Marco Polo took off from Venice age 17 with his father and uncle in 1271, taking 3 years to arrive at the Mongol palace of Kublai Khan. His father and uncle had made the trip before. Marco spent 17 years total in China. We know all this because he wrote a book about his travels.

This site has a lot of interesting history about the city of Venice. At one time, its shipbuilders could turn out one warship a day! Tell that to General Dynamics.

DMSO: Mostly my leg pains are gone. I could only use the DMSO intermittently. It has a difficult odor. The Midwestern Doctor warned about chemicals from your clothes being carried into your body with the DMSO solvent, so I only used it after a shower, once daily. But the Midwestern Doctor also suggested use 4 times a day. So that didn’t work for me.

Once you apply it, you have to wait awhile (around 10-15 minutes) for it to dry completely before you can put clothes over the area. I found it irritated my skin a little, but only for about 5-10 minutes after application.

So I used it about 8 times, and my legs got much better. But also, “time heals all wounds” so it could be coincidence. I finally figured out that the odd sensations up and down my right leg must be due to an L4 pinched nerve. When you have a pinched nerve in your back, which is extremely common, you can feel pain in any of the areas that is served by that particular nerve, and you can potentially experience a wide range of sensations, yet it can all be coming from your back. Thus I had intermittent pains in my right knee, my thigh and my lower leg area, all on the right side, while at the same time my left knee swelled up, and it clearly had a local pathology. Looking back, it’s not surprising that I was confused.

This chart shows you all the areas that can bother you when the problem is simply a spinal nerve being pinched as it exits the spinal canal.

I hope this chart helps readers who may, from time to time, have odd leg pains. It describes where pain can appear to be located, when it really comes from one of the pinched lumbo-sacral nerves. L4, L5 and S1 are by far the most common nerves that get pinched.

Let me tell you, the pain from a pinched nerve can be very tricky, mimicking a variety of other pains. I was once convinced I had severe pain from an ingrown toenail. Only after I operated on my toenail, with no relief, did I realize the pain was originating in my back, from an L5 nerve.
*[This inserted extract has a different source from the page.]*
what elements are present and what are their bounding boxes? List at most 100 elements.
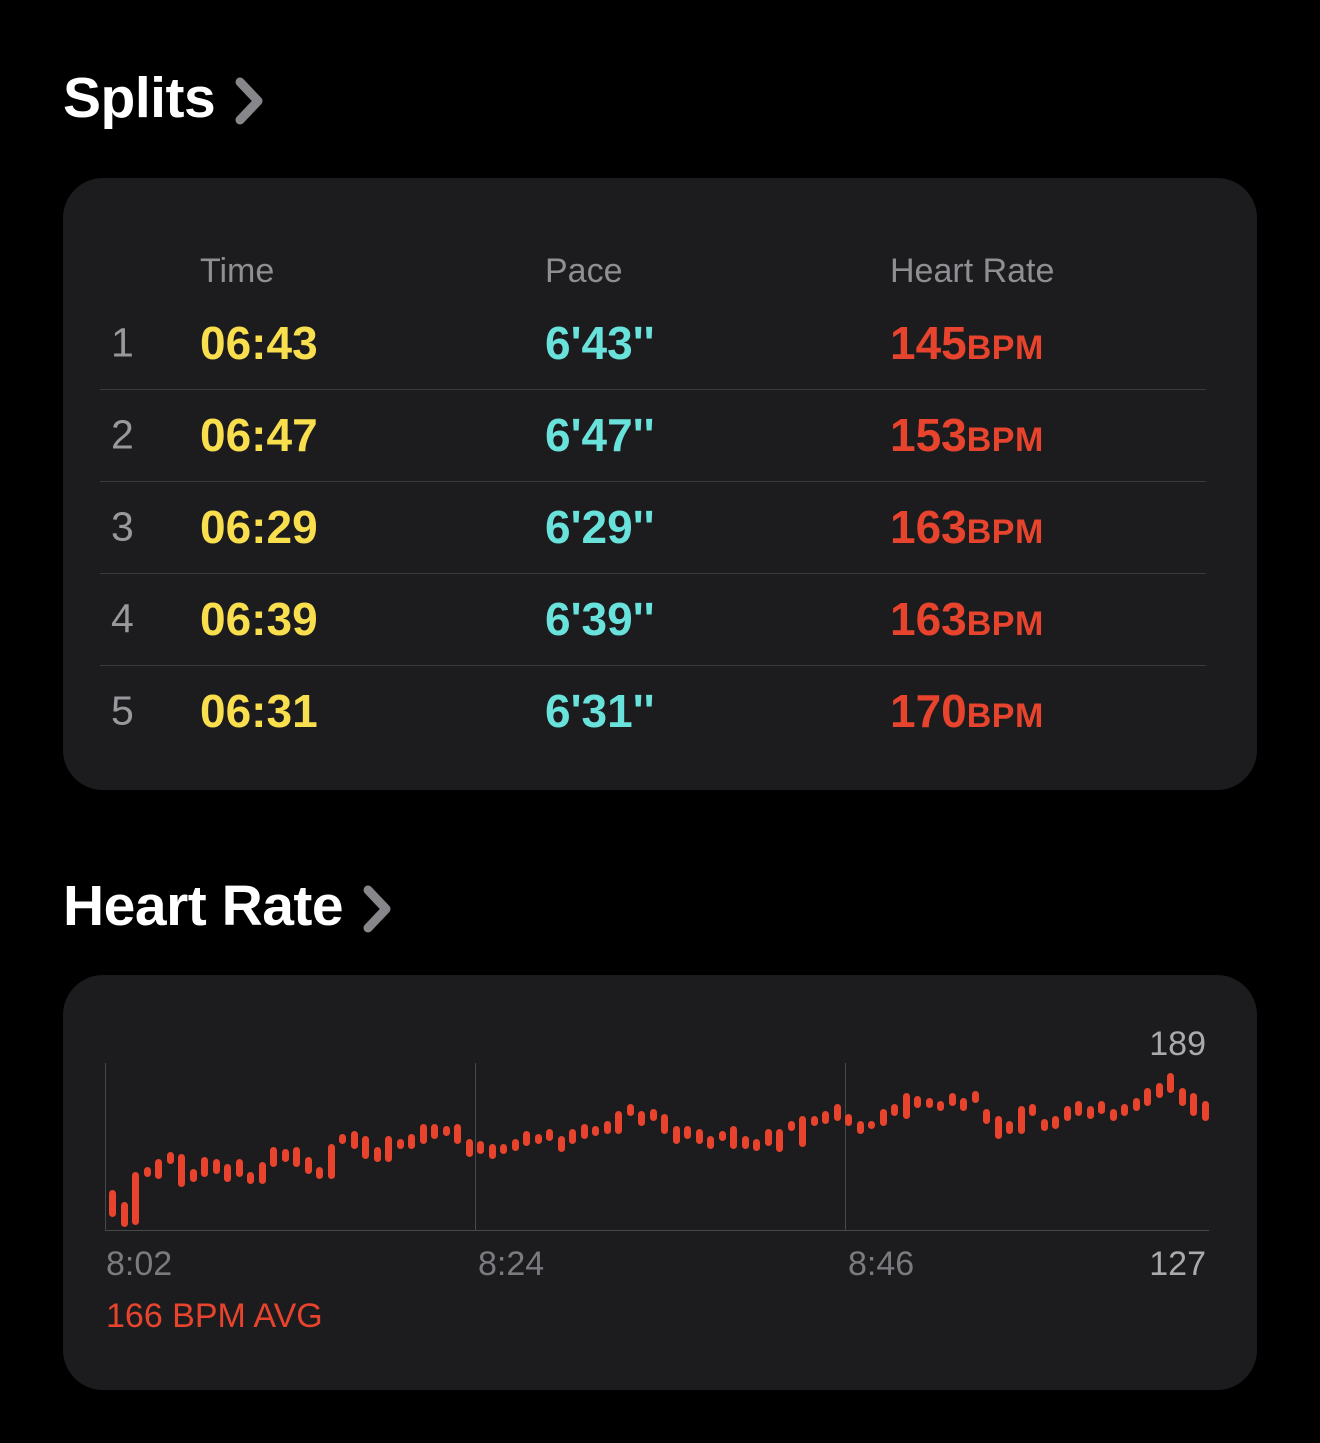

In my recent and ongoing situation, the pains in different parts of my leg felt very different from one another, so I assumed they had different causes. Pinched nerves are also known as herniated discs, slipped discs or ruptured discs. The discs act as shock absorbers for the spine, are found between each vertebra, and under stress, may crack open a little and small amounts of material may be extruded from them, causing local inflammation and putting pressure on nearby spinal nerves.

I don’t think the DMSO that I rubbed on my leg helped reduce inflammation in my spine… but, you never know!